Apple to pay $113M to resolve fight over batteries

Apple will pay $113 million to settle allegations from a coalition of nearly three dozen states that the company concealed battery issues with its iPhone products to prompt users to buy new devices, state officials announced Wednesday. 

The states, led by the attorneys general of Arkansas, Arizona and Indiana, alleged the tech company discovered battery issues that led to unexpected shutdowns in iPhones.

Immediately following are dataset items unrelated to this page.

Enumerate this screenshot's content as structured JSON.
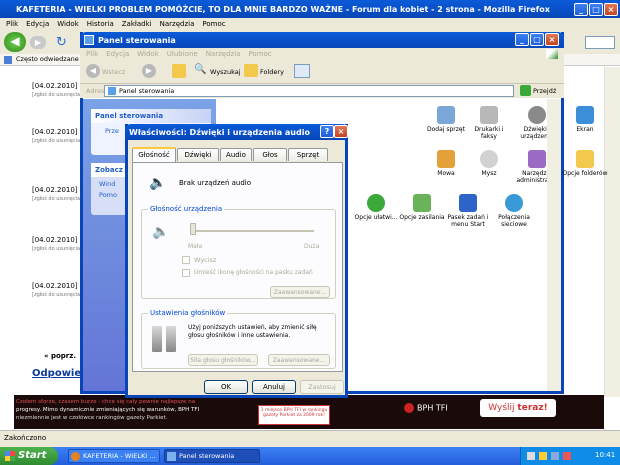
{
  "firefox": {
    "title": "KAFETERIA - WIELKI PROBLEM POMÓŻCIE, TO DLA MNIE BARDZO WAŻNE - Forum dla kobiet - 2 strona - Mozilla Firefox",
    "menu": [
      "Plik",
      "Edycja",
      "Widok",
      "Historia",
      "Zakładki",
      "Narzędzia",
      "Pomoc"
    ],
    "bookmark": "Często odwiedzane",
    "status": "Zakończono"
  },
  "forum": {
    "dates": [
      "[04.02.2010]",
      "[04.02.2010]",
      "[04.02.2010]",
      "[04.02.2010]",
      "[04.02.2010]"
    ],
    "sub": "[zgłoś do usunięcia]",
    "prev": "« poprz.",
    "reply": "Odpowiedz"
  },
  "ad": {
    "line1": "Czołem sforze, czasem burze - chce się cały pewnie najlepsze na",
    "line2": "progresy. Mimo dynamicznie zmieniających się warunków, BPH TFI",
    "line3": "niezmiennie jest w czołówce rankingów gazety Parkiet.",
    "stamp": "1 miejsce BPH TFI w rankingu gazety Parkiet za 2009 rok!",
    "brand": "BPH TFI",
    "cta_pre": "Wyślij ",
    "cta": "teraz!"
  },
  "cp": {
    "title": "Panel sterowania",
    "menu": [
      "Plik",
      "Edycja",
      "Widok",
      "Ulubione",
      "Narzędzia",
      "Pomoc"
    ],
    "back": "Wstecz",
    "search": "Wyszukaj",
    "folders": "Foldery",
    "addr_label": "Adres",
    "addr": "Panel sterowania",
    "go": "Przejdź",
    "side_title": "Panel sterowania",
    "side_switch": "Prze",
    "see_title": "Zobacz t",
    "see1": "Wind",
    "see2": "Pomo",
    "items": [
      "Dodaj sprzęt",
      "Drukarki i faksy",
      "Dźwięki i urządzen...",
      "Ekran",
      "Mowa",
      "Mysz",
      "Narzędzia administrac...",
      "Opcje folderów",
      "Opcje ułatwi...",
      "Opcje zasilania",
      "Pasek zadań i menu Start",
      "Połączenia sieciowe"
    ]
  },
  "dlg": {
    "title": "Właściwości: Dźwięki i urządzenia audio",
    "tabs": [
      "Głośność",
      "Dźwięki",
      "Audio",
      "Głos",
      "Sprzęt"
    ],
    "device": "Brak urządzeń audio",
    "vol_group": "Głośność urządzenia",
    "low": "Mała",
    "high": "Duża",
    "vol_level": 0.0,
    "mute": "Wycisz",
    "tray": "Umieść ikonę głośności na pasku zadań",
    "adv": "Zaawansowane...",
    "spk_group": "Ustawienia głośników",
    "spk_text": "Użyj poniższych ustawień, aby zmienić siłę głosu głośników i inne ustawienia.",
    "spk_vol": "Siła głosu głośników...",
    "adv2": "Zaawansowane...",
    "ok": "OK",
    "cancel": "Anuluj",
    "apply": "Zastosuj"
  },
  "taskbar": {
    "start": "Start",
    "task1": "KAFETERIA - WIELKI ...",
    "task2": "Panel sterowania",
    "clock": "10:41"
  }
}
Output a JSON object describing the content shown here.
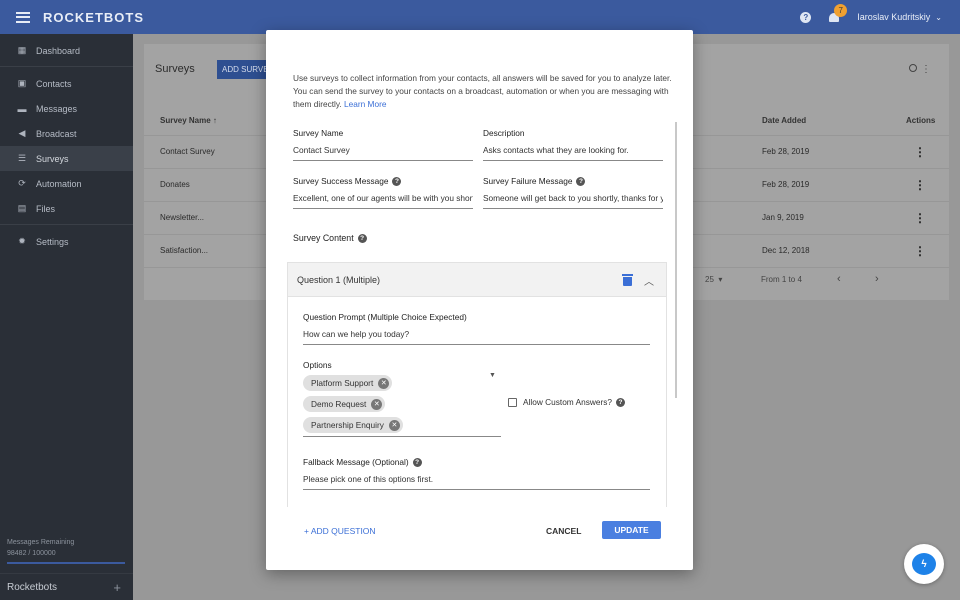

But, rather than disclosing the issue or replacing batteries, Apple concealed the issue from consumers. 

“Big Tech companies must stop manipulating consumers and tell them the whole truth about their practices and products,” Arizona Attorney General Mark Brnovich (R) said in a statement. “I’m committed to holding these goliath technology companies accountable when they conceal important information from users.”


Issues surrounding Apple’s throttling efforts drew headlines in 2017 as users discovered some older devices slowed down after they updated to a newer version of Apple’s iOS mobile operating system. 

A complaint filed in Arizona states that Apple’s “unfair and deceptive acts and practices … artificially increased Apple’s iPhone sales, potentially by millions of devices per year.”

“Although consumers eventually learned the truth about Apple’s secret throttling, Apple reaped the benefits of that throttling for about a year,” the complaint states. 

“As a result, many consumers decided that the only way to get improved performance was to purchase a newer-model iPhone from Apple,” the complaint continues. 

Apple did not admit to wrongdoing as part of the settlement.

A spokesperson for Apple declined to comment. 

The settlement with the states is separate from the $500 million proposed settlement Apple reached in March to pay consumers for a lawsuit accusing the company of intentionally slowing down older phones. Apple continued to deny wrongdoing as part of the proposed settlement. 

In December 2017, Apple said that it slows its phones down as they age to preserve deteriorating battery life. The company issued a public apology and soon after lowered the price for replacement batteries from $79 to $29.